Ihr Engagement ist nicht ungefährlich. Mit welchen Konsequenzen leben Sie und was bedeutet das für Ihre Zukunft?

Natürlich bedeutet unser Aktivismus eine gewisse Gefahr. Selbst hier in Deutschland fühle ich mich nicht sicher vor den russischen Behörden. Aber das ändert nichts daran, dass wir trotzdem immer weitermachen werden. Anders können wir nicht. Vor einigen Monaten war die Lage viel schlimmer, als die russischen Konsulate noch geöffnet hatten. Wir wurden bespitzelt, bei Demos beobachtet. Seit das Konsulat in München nicht mehr besetzt ist, ist es etwas besser geworden. Trotzdem müssen wir weiter auf der Hut sein.

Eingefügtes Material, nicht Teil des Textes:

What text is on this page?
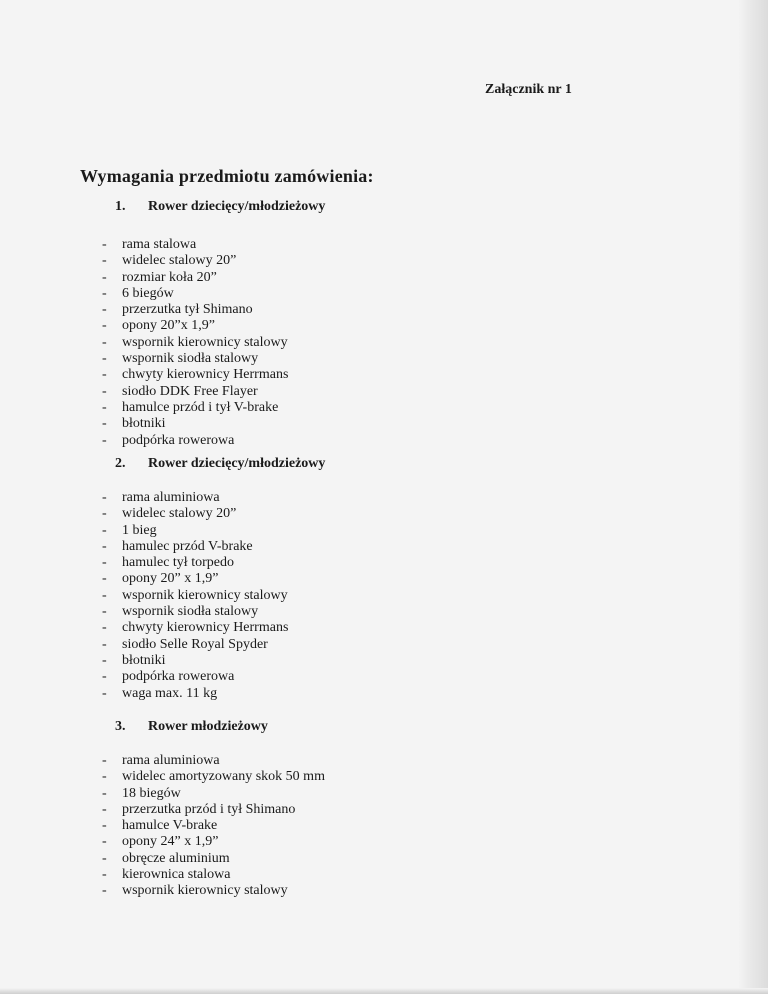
Załącznik nr 1
Wymagania przedmiotu zamówienia:
1. Rower dziecięcy/młodzieżowy
- rama stalowa
- widelec stalowy 20”
- rozmiar koła 20”
- 6 biegów
- przerzutka tył Shimano
- opony 20”x 1,9”
- wspornik kierownicy stalowy
- wspornik siodła stalowy
- chwyty kierownicy Herrmans
- siodło DDK Free Flayer
- hamulce przód i tył V-brake
- błotniki
- podpórka rowerowa
2. Rower dziecięcy/młodzieżowy
- rama aluminiowa
- widelec stalowy 20”
- 1 bieg
- hamulec przód V-brake
- hamulec tył torpedo
- opony 20” x 1,9”
- wspornik kierownicy stalowy
- wspornik siodła stalowy
- chwyty kierownicy Herrmans
- siodło Selle Royal Spyder
- błotniki
- podpórka rowerowa
- waga max. 11 kg
3. Rower młodzieżowy
- rama aluminiowa
- widelec amortyzowany skok 50 mm
- 18 biegów
- przerzutka przód i tył Shimano
- hamulce V-brake
- opony 24” x 1,9”
- obręcze aluminium
- kierownica stalowa
- wspornik kierownicy stalowy
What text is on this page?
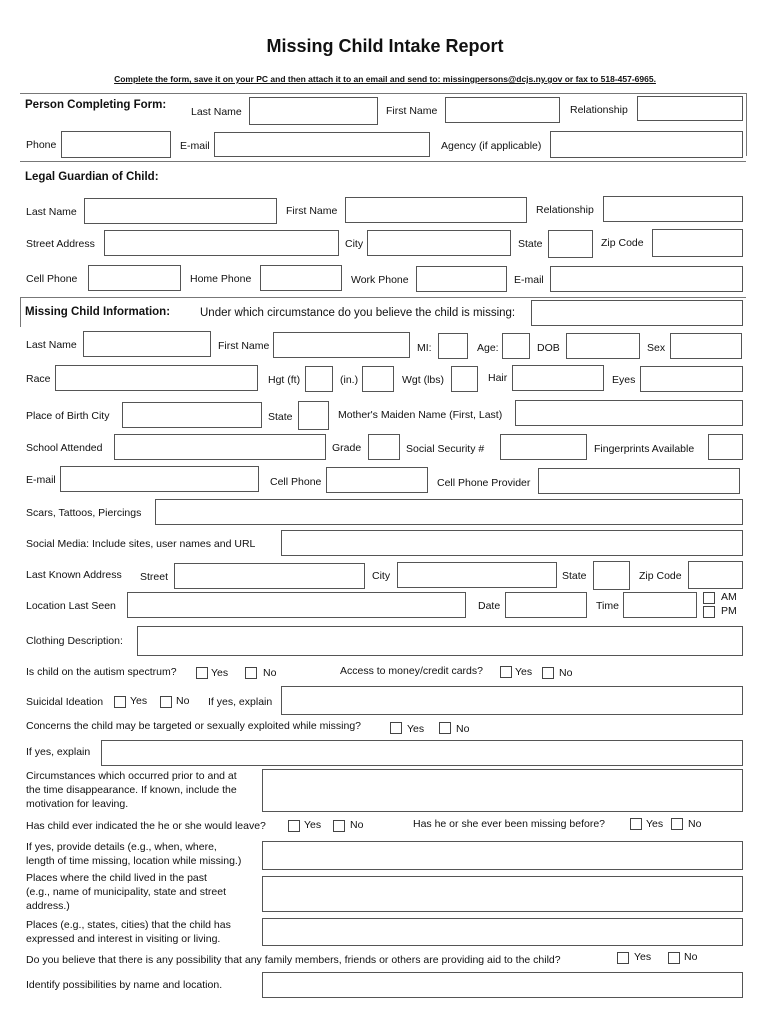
Missing Child Intake Report
Complete the form, save it on your PC and then attach it to an email and send to: missingpersons@dcjs.ny.gov or fax to 518-457-6965.
Person Completing Form:
Last Name	First Name	Relationship
Phone	E-mail	Agency (if applicable)
Legal Guardian of Child:
Last Name	First Name	Relationship
Street Address	City	State	Zip Code
Cell Phone	Home Phone	Work Phone	E-mail
Missing Child Information:	Under which circumstance do you believe the child is missing:
Last Name	First Name	MI:	Age:	DOB	Sex
Race	Hgt (ft)	(in.)	Wgt (lbs)	Hair	Eyes
Place of Birth City	State	Mother's Maiden Name (First, Last)
School Attended	Grade	Social Security #	Fingerprints Available
E-mail	Cell Phone	Cell Phone Provider
Scars, Tattoos, Piercings
Social Media: Include sites, user names and URL
Last Known Address Street	City	State	Zip Code
Location Last Seen	Date	Time
AM
PM
Clothing Description:
Is child on the autism spectrum?	Yes	No	Access to money/credit cards?	Yes	No
Suicidal Ideation	Yes	No If yes, explain
Concerns the child may be targeted or sexually exploited while missing?	Yes	No
If yes, explain
Circumstances which occurred prior to and at
the time disappearance. If known, include the
motivation for leaving.
Has child ever indicated the he or she would leave?	Yes	No	Has he or she ever been missing before?	Yes No
If yes, provide details (e.g., when, where,
length of time missing, location while missing.)
Places where the child lived in the past
(e.g., name of municipality, state and street
address.)
Places (e.g., states, cities) that the child has
expressed and interest in visiting or living.
Do you believe that there is any possibility that any family members, friends or others are providing aid to the child?	Yes	No
Identify possibilities by name and location.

Könnten Sie derzeit nach Russland zurückkehren?

Nein, das ist definitiv nicht möglich. Eine Einreise wäre für uns Aktivisten viel zu gefährlich. Weiterhin häufen sich Fälle von Ermordungen, Verhaftungen und Folterungen im Gefängnis. Deswegen können wir nicht zurück. Besonders schlimm daran ist, dass wir dadurch nicht bei unseren Familien sein können. Meine Mutter zum Beispiel ist sehr krank. Sie kann nicht ausreisen, ich kann aber auch nicht zu ihr. Das ist unfassbar schmerzhaft.

Was bekommen Sie von Ihrer Verwandtschaft in Russland mit? Wie ist die Stimmung im Land?

Es gibt inzwischen viele, die der russischen Propaganda keinen Glauben mehr schenken. Trotzdem ist es quasi unmöglich, sich dagegen auszusprechen. Und deswegen schweigt die Masse der Bevölkerung weiter. Nun stehen die Wahlen an – wobei man diese überhaupt nicht als solche bezeichnen kann – wir wissen alle, wer ‚gewinnen‘ wird. Und das, obwohl sogar die verfälschten Umfragen der russischen Medien sagen, dass die Anti-Kriegs-Stimmung im Land wächst. Wir stehen dauerhaft in Kontakt mit unseren Freunden und anderen Aktivisten vor Ort. Und so kann man sich zumindest ungefähr ein Bild davon machen, was im Land passiert.